Chronologie rechtsextremistischer Gewalt über die Jahrzehnte

In der Einleitung wird dann aber deutlich, dass es nicht nur um Rechtsterrorismus gehen soll. Gleichwohl geraten die Begriffe und Kategorien dort ein wenig durcheinander, was dann Einordnungen von Ereignissen etwas erschwert. Es geht den Autoren um die historische Rekonstruktion schwerer „Gewalttaten, wie Morde, Mordversuche, Brand- und Sprengstoffanschläge, Körperverletzungen, aber auch besonders schwerwiegende Formen von Sachbeschädigungen mit rechten Hintergrund, die in Hessen zwischen 1949 und 2020 verübt wurden“.

Entsprechend gliedern sie auch ihr Buch chronologisch nach Jahrzehnten. Ihre Darstellung setzt in den 1950er Jahren ein und beschreibt die damaligen gewaltorientierten Gruppen, wonach dann die in den 1970er Jahren aufkommenden frühen rechtsterroristischen Gruppen ein Thema sind.

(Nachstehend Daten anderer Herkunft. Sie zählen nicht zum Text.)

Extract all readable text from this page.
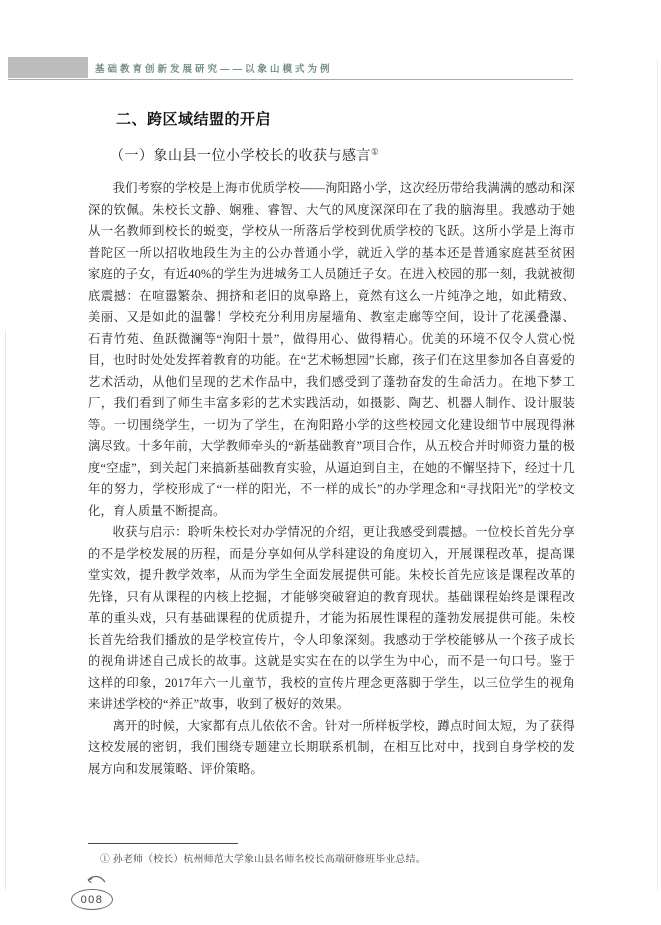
基础教育创新发展研究——以象山模式为例
二、跨区域结盟的开启
（一）象山县一位小学校长的收获与感言①

我们考察的学校是上海市优质学校——洵阳路小学，这次经历带给我满满的感动和深深的钦佩。朱校长文静、娴雅、睿智、大气的风度深深印在了我的脑海里。我感动于她从一名教师到校长的蜕变，学校从一所落后学校到优质学校的飞跃。这所小学是上海市普陀区一所以招收地段生为主的公办普通小学，就近入学的基本还是普通家庭甚至贫困家庭的子女，有近40%的学生为进城务工人员随迁子女。在进入校园的那一刻，我就被彻底震撼：在喧嚣繁杂、拥挤和老旧的岚皋路上，竟然有这么一片纯净之地，如此精致、美丽、又是如此的温馨！学校充分利用房屋墙角、教室走廊等空间，设计了花溪叠瀑、石青竹苑、鱼跃微澜等“洵阳十景”，做得用心、做得精心。优美的环境不仅令人赏心悦目，也时时处处发挥着教育的功能。在“艺术畅想园”长廊，孩子们在这里参加各自喜爱的艺术活动，从他们呈现的艺术作品中，我们感受到了蓬勃奋发的生命活力。在地下梦工厂，我们看到了师生丰富多彩的艺术实践活动，如摄影、陶艺、机器人制作、设计服装等。一切围绕学生，一切为了学生，在洵阳路小学的这些校园文化建设细节中展现得淋漓尽致。十多年前，大学教师牵头的“新基础教育”项目合作，从五校合并时师资力量的极度“空虚”，到关起门来搞新基础教育实验，从逼迫到自主，在她的不懈坚持下，经过十几年的努力，学校形成了“一样的阳光，不一样的成长”的办学理念和“寻找阳光”的学校文化，育人质量不断提高。

收获与启示：聆听朱校长对办学情况的介绍，更让我感受到震撼。一位校长首先分享的不是学校发展的历程，而是分享如何从学科建设的角度切入，开展课程改革，提高课堂实效，提升教学效率，从而为学生全面发展提供可能。朱校长首先应该是课程改革的先锋，只有从课程的内核上挖掘，才能够突破窘迫的教育现状。基础课程始终是课程改革的重头戏，只有基础课程的优质提升，才能为拓展性课程的蓬勃发展提供可能。朱校长首先给我们播放的是学校宣传片，令人印象深刻。我感动于学校能够从一个孩子成长的视角讲述自己成长的故事。这就是实实在在的以学生为中心，而不是一句口号。鉴于这样的印象，2017年六一儿童节，我校的宣传片理念更落脚于学生，以三位学生的视角来讲述学校的“养正”故事，收到了极好的效果。

离开的时候，大家都有点儿依依不舍。针对一所样板学校，蹲点时间太短，为了获得这校发展的密钥，我们围绕专题建立长期联系机制，在相互比对中，找到自身学校的发展方向和发展策略、评价策略。

① 孙老师（校长）杭州师范大学象山县名师名校长高端研修班毕业总结。
008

Von den „Deutschen Aktionsgruppen“ bis zum Lübcke-Mord

Für die 1980er Jahren gilt, dass mit den „Deutschen Aktionsgruppen“ und der „Hepp-Kexel-Gruppe“ insbesondere in Hessen die bedeutsamsten rechtsterroristischen Gruppen entstanden waren. Sie sind auch bei Schmidt und Weyrauch ausführlicher ein Thema. Für die 1990er Jahre sprechen sie demgegenüber etwas begrifflich schief von „rassistischem Straßenterror“, während die 2000er Jahre ohne öffentliches Wissen vom NSU-Terrorismus geprägt waren, wovon der NSU-Mord an Halit Yozgat in Kassel ebenfalls zeugte.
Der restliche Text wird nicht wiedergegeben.